Compare a build under test against a stock reference build:

tools/regexp/correctness_fuzzer/correctness_fuzzer.py \
    --ref   ~/stock/out/x64.release/d8 \
    --test  out/x64.release/d8

Or compare two flag configurations of a single binary, with no second build:

tools/regexp/correctness_fuzzer/correctness_fuzzer.py \
    --ref   "out/x64.release/d8:--regexp-interpret-all" \
    --test  "out/x64.release/d8"

The reference is treated as ground truth: only cases the reference executes cleanly are compared, so an unsupported-syntax difference in the reference is never reported as a test failure. A syntax error is a clean result; a hard abort (CHECK/DCHECK failure or segfault) is not, and is reported as a crash whenever it occurs on either side, independent of any divergence. Point both configurations at a dcheck_always_on build to surface those.
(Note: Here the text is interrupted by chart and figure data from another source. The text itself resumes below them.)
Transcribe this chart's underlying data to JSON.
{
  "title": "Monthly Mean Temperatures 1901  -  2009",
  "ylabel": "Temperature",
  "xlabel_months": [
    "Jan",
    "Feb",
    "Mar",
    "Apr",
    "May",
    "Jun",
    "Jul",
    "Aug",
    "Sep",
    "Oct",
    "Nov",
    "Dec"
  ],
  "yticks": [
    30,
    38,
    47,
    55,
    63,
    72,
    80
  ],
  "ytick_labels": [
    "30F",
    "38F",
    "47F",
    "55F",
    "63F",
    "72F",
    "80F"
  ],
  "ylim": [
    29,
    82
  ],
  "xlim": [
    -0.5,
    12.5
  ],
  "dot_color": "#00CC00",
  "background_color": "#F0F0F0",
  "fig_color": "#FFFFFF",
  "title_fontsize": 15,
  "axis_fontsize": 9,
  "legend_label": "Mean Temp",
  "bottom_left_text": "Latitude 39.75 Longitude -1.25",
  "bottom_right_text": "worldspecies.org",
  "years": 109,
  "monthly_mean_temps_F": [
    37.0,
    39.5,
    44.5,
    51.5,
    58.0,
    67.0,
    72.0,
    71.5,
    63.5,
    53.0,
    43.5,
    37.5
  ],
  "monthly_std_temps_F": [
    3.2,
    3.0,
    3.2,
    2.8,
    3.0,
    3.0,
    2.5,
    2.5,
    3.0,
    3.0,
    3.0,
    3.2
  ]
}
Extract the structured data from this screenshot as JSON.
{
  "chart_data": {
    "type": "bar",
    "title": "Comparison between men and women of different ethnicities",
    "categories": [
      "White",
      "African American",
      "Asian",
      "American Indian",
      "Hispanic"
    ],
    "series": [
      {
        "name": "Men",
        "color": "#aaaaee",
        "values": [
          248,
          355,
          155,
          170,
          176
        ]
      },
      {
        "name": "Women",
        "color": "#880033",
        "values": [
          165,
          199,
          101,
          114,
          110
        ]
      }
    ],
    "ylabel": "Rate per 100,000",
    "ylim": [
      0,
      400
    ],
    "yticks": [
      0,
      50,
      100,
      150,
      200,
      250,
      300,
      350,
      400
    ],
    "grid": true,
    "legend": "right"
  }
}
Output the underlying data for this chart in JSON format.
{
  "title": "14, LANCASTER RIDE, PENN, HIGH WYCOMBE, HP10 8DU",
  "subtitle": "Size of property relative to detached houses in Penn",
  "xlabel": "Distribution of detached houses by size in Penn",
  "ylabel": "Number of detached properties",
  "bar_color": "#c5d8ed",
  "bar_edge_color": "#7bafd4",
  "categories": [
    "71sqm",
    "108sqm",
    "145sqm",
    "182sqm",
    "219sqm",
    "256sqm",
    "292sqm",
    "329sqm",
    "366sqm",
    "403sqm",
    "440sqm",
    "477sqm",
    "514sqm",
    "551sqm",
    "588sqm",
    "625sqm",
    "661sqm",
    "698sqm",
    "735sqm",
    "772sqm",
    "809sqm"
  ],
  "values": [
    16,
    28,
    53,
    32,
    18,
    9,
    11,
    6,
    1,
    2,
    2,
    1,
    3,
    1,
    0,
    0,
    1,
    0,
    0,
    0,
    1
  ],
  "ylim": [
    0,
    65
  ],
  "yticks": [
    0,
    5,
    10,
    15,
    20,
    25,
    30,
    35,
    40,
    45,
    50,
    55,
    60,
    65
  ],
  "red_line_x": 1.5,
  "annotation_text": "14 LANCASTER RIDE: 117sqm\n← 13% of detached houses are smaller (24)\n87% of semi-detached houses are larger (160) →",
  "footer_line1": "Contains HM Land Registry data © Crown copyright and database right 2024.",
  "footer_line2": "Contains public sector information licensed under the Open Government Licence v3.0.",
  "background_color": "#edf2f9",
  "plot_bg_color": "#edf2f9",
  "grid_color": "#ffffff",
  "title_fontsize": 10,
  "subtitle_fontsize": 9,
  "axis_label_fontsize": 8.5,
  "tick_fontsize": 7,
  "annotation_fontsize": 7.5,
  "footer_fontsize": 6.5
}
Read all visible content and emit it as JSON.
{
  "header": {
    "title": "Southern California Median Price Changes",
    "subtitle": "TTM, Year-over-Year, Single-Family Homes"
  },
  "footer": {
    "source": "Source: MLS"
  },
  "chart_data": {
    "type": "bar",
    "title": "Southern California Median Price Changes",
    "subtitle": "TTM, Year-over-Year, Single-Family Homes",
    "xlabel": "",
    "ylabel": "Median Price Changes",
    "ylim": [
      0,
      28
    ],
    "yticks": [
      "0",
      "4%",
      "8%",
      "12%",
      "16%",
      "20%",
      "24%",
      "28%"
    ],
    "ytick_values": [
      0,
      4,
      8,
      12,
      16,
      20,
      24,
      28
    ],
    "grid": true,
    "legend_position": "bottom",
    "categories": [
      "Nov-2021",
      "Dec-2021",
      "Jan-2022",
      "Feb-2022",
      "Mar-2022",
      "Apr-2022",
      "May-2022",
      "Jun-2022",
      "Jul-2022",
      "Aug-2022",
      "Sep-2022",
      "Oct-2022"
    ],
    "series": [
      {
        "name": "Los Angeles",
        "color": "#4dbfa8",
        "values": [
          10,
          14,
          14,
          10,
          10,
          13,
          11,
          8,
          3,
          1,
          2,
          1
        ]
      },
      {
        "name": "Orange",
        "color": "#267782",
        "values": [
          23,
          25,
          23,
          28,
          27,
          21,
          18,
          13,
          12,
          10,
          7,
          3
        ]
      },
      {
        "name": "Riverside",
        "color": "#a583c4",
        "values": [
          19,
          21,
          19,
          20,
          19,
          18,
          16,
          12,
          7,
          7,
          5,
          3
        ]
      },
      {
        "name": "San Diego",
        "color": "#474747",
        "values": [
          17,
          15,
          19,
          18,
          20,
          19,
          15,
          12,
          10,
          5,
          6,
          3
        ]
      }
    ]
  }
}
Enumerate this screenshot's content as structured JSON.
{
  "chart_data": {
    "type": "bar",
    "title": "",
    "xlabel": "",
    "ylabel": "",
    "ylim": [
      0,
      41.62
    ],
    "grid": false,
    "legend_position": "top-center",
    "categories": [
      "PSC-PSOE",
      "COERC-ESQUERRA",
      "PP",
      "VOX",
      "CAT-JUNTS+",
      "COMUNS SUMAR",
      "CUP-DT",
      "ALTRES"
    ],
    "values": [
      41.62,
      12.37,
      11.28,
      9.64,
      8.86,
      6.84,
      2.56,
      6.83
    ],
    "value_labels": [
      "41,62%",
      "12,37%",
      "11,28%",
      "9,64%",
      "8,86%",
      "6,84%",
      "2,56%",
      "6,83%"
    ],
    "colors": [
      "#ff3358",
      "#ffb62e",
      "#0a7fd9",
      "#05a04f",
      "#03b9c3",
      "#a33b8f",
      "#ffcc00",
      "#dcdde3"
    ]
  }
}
Reproduce or minimize a single known case instead of fuzzing:

tools/regexp/correctness_fuzzer/correctness_fuzzer.py --ref A --test B \
    --pattern '(?=|)()x|' --flags '' --subject z

Options

Flag	Default	Meaning
`--ref`	(required)	Reference `d8` (ground truth), `path` or `path:--flags`.
`--test`	(required)	`d8` under test, `path` or `path:--flags`.
`--seed`	random	Base seed; batch `i` uses a deterministic derived seed. Randomized and printed when omitted.
`--batches`	`100`	Number of batches to run.
`--batch-size`	`500`	Cases per batch.
`--max-findings`	`20`	Stop after this many divergences.
`--pattern`		Reproduce a single case (with `--flags` / `--subject`).

The exit status is non-zero when any divergence is found.

Files

correctness_fuzzer.py -- case generation, execution, diff, and minimization.
harness.js -- the d8 harness that constructs and runs each regexp.